London area of Regent's Park guide
What to do and where to stay in London's Regent's Park neighbourhood
Regent's Park is a huge, thriving green expanse in the heart of the capital consisting of two circular areas (an Inner and Outer Circle). At one-time a hunting ground for the ever-ebullient Henry VIII, the Prince Regent (later King George IV) commissioned royal architect John Nash to transform the land in the early 19th century. Now most famously associated with London Zoo - positioned over on the north-east corner of the park - an open-air theatre, ornate bandstand, large boating lake, huge mosque and 100-acre sports field add to its many attractions. The rest of its 410 acres consists of vast open parkland interspersed with formal, landscaped gardens. Dating back to the 1930s, Queen Mary's Gardens are still regularly and fastidiously tended, while the rose gardens burst at the seams with over 30,000 flowers. A number of pretty eateries also populate the park, while Primrose Hill (to the north) is heaving with trendy cafes and bars, not to mention some fantastic views over Westminster and the City.

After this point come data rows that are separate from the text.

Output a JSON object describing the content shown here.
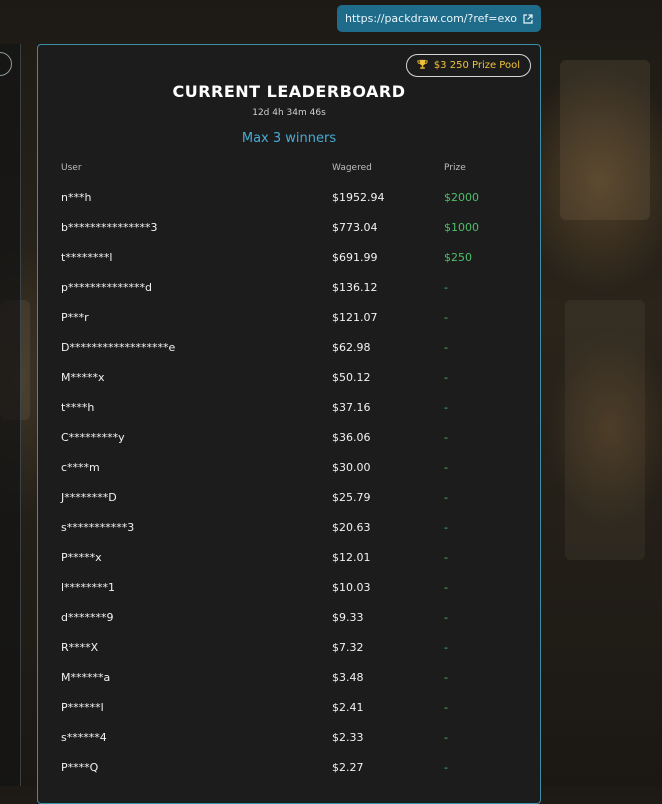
{
  "ref_link": {
    "text": "https://packdraw.com/?ref=exo"
  },
  "leaderboard": {
    "prize_pool": "$3 250 Prize Pool",
    "title": "CURRENT LEADERBOARD",
    "countdown": "12d 4h 34m 46s",
    "max_winners": "Max 3 winners",
    "columns": {
      "user": "User",
      "wagered": "Wagered",
      "prize": "Prize"
    },
    "rows": [
      {
        "user": "n***h",
        "wagered": "$1952.94",
        "prize": "$2000"
      },
      {
        "user": "b***************3",
        "wagered": "$773.04",
        "prize": "$1000"
      },
      {
        "user": "t********l",
        "wagered": "$691.99",
        "prize": "$250"
      },
      {
        "user": "p**************d",
        "wagered": "$136.12",
        "prize": "-"
      },
      {
        "user": "P***r",
        "wagered": "$121.07",
        "prize": "-"
      },
      {
        "user": "D******************e",
        "wagered": "$62.98",
        "prize": "-"
      },
      {
        "user": "M*****x",
        "wagered": "$50.12",
        "prize": "-"
      },
      {
        "user": "t****h",
        "wagered": "$37.16",
        "prize": "-"
      },
      {
        "user": "C*********y",
        "wagered": "$36.06",
        "prize": "-"
      },
      {
        "user": "c****m",
        "wagered": "$30.00",
        "prize": "-"
      },
      {
        "user": "J********D",
        "wagered": "$25.79",
        "prize": "-"
      },
      {
        "user": "s***********3",
        "wagered": "$20.63",
        "prize": "-"
      },
      {
        "user": "P*****x",
        "wagered": "$12.01",
        "prize": "-"
      },
      {
        "user": "l********1",
        "wagered": "$10.03",
        "prize": "-"
      },
      {
        "user": "d*******9",
        "wagered": "$9.33",
        "prize": "-"
      },
      {
        "user": "R****X",
        "wagered": "$7.32",
        "prize": "-"
      },
      {
        "user": "M******a",
        "wagered": "$3.48",
        "prize": "-"
      },
      {
        "user": "P******l",
        "wagered": "$2.41",
        "prize": "-"
      },
      {
        "user": "s******4",
        "wagered": "$2.33",
        "prize": "-"
      },
      {
        "user": "P****Q",
        "wagered": "$2.27",
        "prize": "-"
      }
    ]
  }
}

The park's a worthy attraction in itself, and if you're visiting the zoo or theatre, do make sure you take a couple of hours out to explore the elegant surroundings. If you're staying nearby in one of the charming hotels, try an early morning walks when the park is at its most beautiful. The annual Freeze Art Fair takes place in the south of the park every October, attracting some of the art world's most famous faces for five days of schmoozing.